I recognize that, in practice, it is sometimes very difficult to do what Jesus asks of us. I’m thankful for many comments and emails I received that brought up particularly tricky situations. I have been able to respond to some of these. Others have received wise responses for fellow commenters. I apologize for not being able to address every case.

If you find yourself in a situation where implementing the teaching of Jesus is particularly difficult, I would urge you to seek counsel from a wise Christian brother or sister. Yes, I know Jesus didn’t say to do this. But there are sometimes when circumstances and personalities are such that we aren’t quite sure how to obey Jesus. In cases like these, we need help from another who is more mature in the faith than we are. Notice, however, that I’m suggesting you speak with one person only. I’m assuming this person will be someone who can keep confidence. In many cases this person might be your pastor, unless, of course, the one who sinned against you is your pastor.

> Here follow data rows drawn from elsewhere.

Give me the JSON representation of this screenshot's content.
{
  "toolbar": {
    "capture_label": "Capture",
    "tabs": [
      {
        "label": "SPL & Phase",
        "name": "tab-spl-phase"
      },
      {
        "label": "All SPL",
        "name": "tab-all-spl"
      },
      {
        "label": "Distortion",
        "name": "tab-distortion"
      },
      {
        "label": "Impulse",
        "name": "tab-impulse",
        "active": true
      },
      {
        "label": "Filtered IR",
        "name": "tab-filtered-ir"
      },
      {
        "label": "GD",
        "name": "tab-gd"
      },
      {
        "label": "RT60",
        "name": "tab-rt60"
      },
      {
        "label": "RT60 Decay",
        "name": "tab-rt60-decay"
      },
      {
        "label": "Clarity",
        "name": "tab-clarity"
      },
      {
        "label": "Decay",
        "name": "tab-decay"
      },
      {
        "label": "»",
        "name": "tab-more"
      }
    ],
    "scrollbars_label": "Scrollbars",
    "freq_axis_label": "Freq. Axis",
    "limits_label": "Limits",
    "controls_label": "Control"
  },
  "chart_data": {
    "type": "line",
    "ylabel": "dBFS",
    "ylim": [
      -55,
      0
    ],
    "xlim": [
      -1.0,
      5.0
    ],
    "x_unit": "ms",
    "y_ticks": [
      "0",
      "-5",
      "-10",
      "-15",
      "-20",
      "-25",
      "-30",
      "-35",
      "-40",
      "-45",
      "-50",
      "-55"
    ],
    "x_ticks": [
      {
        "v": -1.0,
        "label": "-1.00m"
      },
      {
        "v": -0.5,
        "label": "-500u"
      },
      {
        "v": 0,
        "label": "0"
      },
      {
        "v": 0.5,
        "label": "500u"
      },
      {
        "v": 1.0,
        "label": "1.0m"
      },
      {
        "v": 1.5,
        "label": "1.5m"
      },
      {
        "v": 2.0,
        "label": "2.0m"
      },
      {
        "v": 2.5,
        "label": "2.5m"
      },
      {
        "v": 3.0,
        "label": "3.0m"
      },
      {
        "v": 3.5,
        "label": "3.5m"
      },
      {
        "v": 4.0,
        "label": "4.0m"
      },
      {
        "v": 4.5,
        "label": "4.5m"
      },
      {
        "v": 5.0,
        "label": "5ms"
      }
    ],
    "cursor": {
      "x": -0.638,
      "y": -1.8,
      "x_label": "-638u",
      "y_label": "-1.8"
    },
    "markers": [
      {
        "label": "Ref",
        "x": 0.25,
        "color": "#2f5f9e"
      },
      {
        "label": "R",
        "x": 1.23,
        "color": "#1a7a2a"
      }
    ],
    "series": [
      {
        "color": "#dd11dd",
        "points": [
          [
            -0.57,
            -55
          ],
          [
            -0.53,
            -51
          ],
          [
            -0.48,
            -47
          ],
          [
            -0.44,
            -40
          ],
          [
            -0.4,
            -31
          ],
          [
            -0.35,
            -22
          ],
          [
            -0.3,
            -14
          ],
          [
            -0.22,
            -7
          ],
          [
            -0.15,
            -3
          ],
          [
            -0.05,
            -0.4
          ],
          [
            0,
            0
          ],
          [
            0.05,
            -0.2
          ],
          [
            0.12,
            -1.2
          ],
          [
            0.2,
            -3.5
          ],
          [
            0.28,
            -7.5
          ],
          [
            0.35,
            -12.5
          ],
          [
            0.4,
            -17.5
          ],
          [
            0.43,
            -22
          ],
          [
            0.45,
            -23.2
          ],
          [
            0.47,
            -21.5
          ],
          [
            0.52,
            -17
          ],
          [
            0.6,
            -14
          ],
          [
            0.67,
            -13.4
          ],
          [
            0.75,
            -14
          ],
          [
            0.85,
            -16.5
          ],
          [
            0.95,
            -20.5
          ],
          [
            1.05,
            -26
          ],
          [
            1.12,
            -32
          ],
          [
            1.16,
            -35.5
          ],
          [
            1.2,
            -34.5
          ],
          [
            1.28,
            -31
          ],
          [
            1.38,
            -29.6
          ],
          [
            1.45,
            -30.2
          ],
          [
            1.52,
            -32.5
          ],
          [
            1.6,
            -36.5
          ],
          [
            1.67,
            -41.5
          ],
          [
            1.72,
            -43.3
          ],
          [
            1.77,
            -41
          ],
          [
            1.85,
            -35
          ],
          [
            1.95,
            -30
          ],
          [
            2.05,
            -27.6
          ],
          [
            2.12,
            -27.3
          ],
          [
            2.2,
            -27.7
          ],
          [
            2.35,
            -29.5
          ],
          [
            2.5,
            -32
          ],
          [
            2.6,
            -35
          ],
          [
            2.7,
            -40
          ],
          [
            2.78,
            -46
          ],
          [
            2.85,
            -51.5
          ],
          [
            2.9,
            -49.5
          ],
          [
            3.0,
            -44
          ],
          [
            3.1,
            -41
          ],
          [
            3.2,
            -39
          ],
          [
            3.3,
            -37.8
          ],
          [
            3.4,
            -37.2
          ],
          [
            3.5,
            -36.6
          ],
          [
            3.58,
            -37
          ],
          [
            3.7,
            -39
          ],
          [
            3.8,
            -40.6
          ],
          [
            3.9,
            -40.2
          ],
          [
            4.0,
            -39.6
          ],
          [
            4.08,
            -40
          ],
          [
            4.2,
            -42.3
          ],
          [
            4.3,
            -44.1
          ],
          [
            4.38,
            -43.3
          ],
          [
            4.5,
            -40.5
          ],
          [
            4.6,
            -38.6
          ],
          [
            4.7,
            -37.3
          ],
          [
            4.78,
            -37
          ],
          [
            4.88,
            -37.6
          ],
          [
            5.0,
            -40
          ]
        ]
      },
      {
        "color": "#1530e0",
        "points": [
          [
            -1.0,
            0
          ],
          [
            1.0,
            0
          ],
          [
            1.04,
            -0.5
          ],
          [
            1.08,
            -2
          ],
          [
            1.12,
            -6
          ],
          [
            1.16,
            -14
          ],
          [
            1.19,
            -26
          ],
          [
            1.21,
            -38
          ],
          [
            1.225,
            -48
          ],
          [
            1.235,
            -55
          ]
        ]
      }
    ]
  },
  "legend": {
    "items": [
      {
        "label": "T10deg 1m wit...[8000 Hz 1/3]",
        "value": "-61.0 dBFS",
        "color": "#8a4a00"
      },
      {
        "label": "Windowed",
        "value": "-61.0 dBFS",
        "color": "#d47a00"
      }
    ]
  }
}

In conclusion, I’d encourage each and every one of us to take seriously the teaching of Jesus concerning how to act when someone sins against us. If you haven’t been putting Jesus’ instructions into practice, you may very well find yourself with a backlog. Give yourself adequate time to seek to mend the broken relationships in your life. But, by all means, start doing what Jesus says. The end result will be, not only the reassurance that comes with obedience, but also the potential of greater health in your relationships and in the church . . . and even in your own heart.